Moczarski a mené patiemment, minutieusement, jour après jour, et ensuite retranscrit (après sa réhabilitation et sa libération en 1956), grâce à une excellente mémoire, cette enquête peu banale sur un spécimen particulièrement odieux de la barbarie nazie, sa psychologie, son éthique, ses réflexions d'ex-hiérarque pratiquement sûr de finir au bout d'une corde. Il a pu bénéficier du statut particulier que partagent des prisonniers assurés ou presque de finir sur l'échafaud : alors que tout espoir de survie est réduit à presque rien, on se "lâche" plus facilement, on répugne moins à se confier à quelqu'un qui partage le même destin. Une étude attentive donc, qu'il entreprit de commencer en partant de l'enfance de Stroop, sa famille, ses fréquentations, son caractère, son degré d'intelligence, le milieu social et politique où il avait grandi, le genre de système culturel privé et commun où il s'était progressivement, laborieusement, aménagé une place. Pour résumer les étapes de la vie d'un type finalement médiocre et voué aux tâches subalternes, disons que les maîtres mots qui l'aidèrent à obtenir des responsabilités effarantes d'inhumanité, sont "obéissance", "ordre"...et vanité, ambition mesquine, sens moral atrophié par le nazisme. Je ne donne pas la conclusion finale que tira Moczarski de cette cohabitation hors normes : elle est à la fois stupéfiante et attendue, comme l'ont été les propos du nazi-type aux prises avec ses fantasmes mortifères.
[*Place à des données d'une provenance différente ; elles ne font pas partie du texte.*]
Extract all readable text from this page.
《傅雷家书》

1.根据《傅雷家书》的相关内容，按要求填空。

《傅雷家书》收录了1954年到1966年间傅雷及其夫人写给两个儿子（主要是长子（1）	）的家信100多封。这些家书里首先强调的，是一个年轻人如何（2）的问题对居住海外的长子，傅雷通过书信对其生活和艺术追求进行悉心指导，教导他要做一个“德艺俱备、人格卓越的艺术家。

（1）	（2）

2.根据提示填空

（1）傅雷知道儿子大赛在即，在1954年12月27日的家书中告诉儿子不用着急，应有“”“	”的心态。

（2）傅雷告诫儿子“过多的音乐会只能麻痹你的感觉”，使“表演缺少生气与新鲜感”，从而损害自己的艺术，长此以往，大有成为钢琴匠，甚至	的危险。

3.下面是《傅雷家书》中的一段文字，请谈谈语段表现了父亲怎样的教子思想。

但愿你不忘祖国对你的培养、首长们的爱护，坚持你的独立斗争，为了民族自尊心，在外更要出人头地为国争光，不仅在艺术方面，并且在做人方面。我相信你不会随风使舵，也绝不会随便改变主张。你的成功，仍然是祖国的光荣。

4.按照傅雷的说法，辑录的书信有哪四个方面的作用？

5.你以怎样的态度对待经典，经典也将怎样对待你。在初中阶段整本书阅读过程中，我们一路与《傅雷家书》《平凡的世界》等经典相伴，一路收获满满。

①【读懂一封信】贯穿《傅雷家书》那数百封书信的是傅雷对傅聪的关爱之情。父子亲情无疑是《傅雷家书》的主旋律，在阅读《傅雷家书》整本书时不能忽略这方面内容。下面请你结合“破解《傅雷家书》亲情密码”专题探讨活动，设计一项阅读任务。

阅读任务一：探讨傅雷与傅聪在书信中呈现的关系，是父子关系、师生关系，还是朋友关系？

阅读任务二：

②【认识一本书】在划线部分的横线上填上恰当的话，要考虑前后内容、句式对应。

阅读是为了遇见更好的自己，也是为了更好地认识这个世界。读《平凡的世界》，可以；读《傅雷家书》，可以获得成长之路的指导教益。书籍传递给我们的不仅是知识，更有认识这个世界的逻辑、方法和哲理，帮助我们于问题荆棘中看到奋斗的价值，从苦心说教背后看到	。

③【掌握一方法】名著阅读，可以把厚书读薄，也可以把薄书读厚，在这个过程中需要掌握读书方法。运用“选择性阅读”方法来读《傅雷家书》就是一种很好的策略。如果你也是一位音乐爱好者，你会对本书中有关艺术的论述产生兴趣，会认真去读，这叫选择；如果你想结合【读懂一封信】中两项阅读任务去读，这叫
Le "socialisme des imbéciles", ainsi a-t-on pu qualifier l'idéologie hitlérienne. L'expression est ici vérifiée en tout point. L'ennui avec les imbéciles, lorsqu'ils disposent d'un pouvoir illimité, est qu'ils l'utilisent pour accomplir des atrocités. En Pologne, en Ukraine, un peu partout pour faire bref, ainsi que ce fut le cas pour Stroop qui fut à nouveau condamné à mort et pendu en mars 1952.
On ne peut s'empêcher de comparer ce travail au livre de Robert Merle consacré à Rudolf Höss, commandant d'Auschwitz...
La genèse du livre et la biographie de l'auteur sont bien illustrées, tant par le préfacier que par la belle et instructive postface d'Adam Michnik (ancien responsable de Solidarnosc) qui va bien au-delà de la modestie et de la retenue de Moczarski quant aux caractéristiques de la société polonaise, avant, pendant et après la seconde guerre mondiale.